Toutes les promesses émises, tout le papier émis doit être détenu et la masse de ceux qui le détienne sera nécessairement ruinée.

On n’y peut rien, c’est le destin….

Reste le réel, les valeurs réelles.

Mais sans illusion; pensez-y, les miracles n’existent pas.

S’enrichir est un rapport social, toucher des intérêts, des parts de profits; des loyers, des plus-values, tout cela n’est rien d’autres que des rapports sociaux. Rien n’est en soi.

Et je crains que lorsque nous serons au temps, à l’heure des comptes, ces rapports sociaux seront grandement perturbés.

Le plus grand ennemi, c’est le facteur temps, le calendrier.

En effet ce qui est bon aujourd’hui ne le sera pas forcément demain et la souplesse et la flexibilité requises pour survivre sont telles que seule une infime minorité peut prétendre en bénéficier.

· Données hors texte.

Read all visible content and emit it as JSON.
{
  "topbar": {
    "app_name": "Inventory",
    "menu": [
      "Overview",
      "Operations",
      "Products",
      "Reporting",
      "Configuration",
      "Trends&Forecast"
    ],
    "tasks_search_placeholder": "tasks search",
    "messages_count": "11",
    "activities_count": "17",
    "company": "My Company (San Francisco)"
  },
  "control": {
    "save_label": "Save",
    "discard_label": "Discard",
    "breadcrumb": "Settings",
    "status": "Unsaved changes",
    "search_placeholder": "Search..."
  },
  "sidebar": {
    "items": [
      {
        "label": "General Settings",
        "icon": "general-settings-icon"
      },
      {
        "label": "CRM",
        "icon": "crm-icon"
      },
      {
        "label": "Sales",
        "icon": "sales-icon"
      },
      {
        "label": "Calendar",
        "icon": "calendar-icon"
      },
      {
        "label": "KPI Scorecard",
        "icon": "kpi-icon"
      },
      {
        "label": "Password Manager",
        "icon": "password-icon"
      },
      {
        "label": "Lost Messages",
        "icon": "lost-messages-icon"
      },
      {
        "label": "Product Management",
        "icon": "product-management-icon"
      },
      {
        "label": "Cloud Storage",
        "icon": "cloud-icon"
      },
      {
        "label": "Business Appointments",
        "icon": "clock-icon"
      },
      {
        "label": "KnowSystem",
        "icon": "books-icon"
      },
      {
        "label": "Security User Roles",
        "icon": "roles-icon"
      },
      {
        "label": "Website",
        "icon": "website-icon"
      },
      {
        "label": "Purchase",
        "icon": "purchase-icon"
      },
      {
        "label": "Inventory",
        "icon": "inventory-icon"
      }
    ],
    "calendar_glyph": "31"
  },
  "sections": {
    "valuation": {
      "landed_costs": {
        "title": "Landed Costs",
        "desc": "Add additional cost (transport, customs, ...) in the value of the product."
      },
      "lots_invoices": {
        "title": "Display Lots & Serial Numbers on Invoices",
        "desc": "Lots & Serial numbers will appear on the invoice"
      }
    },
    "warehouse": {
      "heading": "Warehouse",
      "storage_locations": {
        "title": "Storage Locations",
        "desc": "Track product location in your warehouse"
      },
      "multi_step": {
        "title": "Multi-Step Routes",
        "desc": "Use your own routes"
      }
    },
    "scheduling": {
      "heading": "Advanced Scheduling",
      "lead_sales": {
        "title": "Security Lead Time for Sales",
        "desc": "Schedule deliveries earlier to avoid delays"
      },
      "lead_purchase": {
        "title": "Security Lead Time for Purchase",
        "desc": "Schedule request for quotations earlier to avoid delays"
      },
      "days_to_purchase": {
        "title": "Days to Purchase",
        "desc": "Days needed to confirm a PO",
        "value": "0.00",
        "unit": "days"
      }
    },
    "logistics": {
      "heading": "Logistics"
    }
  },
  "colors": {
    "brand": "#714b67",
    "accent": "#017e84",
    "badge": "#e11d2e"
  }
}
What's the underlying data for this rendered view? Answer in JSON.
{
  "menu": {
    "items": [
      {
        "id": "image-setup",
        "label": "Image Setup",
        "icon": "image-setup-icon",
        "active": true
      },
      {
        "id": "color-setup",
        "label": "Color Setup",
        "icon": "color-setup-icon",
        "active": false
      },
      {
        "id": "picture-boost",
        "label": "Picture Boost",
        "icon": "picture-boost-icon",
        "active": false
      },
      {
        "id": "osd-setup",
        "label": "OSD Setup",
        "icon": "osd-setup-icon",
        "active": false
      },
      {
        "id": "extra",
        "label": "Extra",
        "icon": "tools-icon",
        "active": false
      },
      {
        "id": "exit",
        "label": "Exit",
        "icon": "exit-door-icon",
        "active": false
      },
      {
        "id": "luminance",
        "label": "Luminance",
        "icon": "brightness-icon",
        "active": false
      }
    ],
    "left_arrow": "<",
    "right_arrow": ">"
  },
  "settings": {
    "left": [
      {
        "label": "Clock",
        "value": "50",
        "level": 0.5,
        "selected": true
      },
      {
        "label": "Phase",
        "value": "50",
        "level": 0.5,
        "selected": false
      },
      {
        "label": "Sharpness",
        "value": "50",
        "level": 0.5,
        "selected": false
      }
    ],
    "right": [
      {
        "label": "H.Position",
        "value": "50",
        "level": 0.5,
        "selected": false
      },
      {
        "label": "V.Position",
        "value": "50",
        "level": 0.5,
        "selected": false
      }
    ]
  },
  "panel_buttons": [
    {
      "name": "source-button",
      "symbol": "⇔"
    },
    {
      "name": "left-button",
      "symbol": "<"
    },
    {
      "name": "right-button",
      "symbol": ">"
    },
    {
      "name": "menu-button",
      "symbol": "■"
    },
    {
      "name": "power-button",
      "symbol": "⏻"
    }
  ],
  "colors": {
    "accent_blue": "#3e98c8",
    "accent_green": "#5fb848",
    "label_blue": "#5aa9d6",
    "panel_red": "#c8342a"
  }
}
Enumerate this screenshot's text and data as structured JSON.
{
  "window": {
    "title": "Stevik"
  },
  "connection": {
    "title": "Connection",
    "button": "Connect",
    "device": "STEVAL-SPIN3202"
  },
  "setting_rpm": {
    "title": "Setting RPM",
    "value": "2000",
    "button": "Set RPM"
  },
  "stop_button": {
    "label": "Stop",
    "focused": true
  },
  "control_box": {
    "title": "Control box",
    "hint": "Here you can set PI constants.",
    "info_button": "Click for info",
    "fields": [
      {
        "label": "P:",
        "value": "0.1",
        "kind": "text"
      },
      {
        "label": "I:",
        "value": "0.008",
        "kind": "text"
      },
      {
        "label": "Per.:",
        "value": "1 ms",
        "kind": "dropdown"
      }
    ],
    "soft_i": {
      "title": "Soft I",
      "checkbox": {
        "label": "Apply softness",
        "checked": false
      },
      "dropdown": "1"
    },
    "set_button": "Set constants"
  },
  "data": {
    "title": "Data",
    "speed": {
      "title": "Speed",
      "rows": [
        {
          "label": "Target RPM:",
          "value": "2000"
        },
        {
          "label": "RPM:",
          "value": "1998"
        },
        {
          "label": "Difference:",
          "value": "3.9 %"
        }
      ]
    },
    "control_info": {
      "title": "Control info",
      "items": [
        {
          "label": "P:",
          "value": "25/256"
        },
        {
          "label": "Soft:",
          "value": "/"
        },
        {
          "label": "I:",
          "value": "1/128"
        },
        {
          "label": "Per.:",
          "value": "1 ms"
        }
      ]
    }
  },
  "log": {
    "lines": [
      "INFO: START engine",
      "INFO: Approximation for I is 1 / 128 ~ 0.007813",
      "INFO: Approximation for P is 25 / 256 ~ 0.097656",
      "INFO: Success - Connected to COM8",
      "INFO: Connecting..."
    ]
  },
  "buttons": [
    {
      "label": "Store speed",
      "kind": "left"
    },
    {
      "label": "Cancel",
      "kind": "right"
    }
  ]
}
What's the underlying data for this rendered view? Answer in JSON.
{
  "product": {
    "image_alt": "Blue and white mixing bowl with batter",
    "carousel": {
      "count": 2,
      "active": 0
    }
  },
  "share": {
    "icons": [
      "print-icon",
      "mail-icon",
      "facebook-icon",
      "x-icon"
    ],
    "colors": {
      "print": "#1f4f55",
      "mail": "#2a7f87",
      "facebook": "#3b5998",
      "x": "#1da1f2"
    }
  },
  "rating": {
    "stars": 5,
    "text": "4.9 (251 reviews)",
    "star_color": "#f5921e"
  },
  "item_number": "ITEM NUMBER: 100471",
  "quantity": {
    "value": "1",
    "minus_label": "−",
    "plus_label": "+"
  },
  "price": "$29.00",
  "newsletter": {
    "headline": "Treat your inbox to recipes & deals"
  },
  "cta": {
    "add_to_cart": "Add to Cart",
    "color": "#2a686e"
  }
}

Un portefeuille, un patrimoine ne sont que des états temporaires entre des moments de liquidité, mais en plus les liquidités elles même ne sont que des moments entre différents types de liquidités.

En un mot, et pour tout résumer, je suis persuadé que, victimes des fétiches qu’elles ont créés, nos sociétés vont détruire leurs valeurs, toutes leurs valeurs et ceci dépasse de beaucoup les seuls aspects matériels, économiques et financiers.

Elles vont détruire celles qui leur sont constitutives.

Les seules réserves de valeur seront les réserves vivantes, celles qui sont incarnées dans les humains.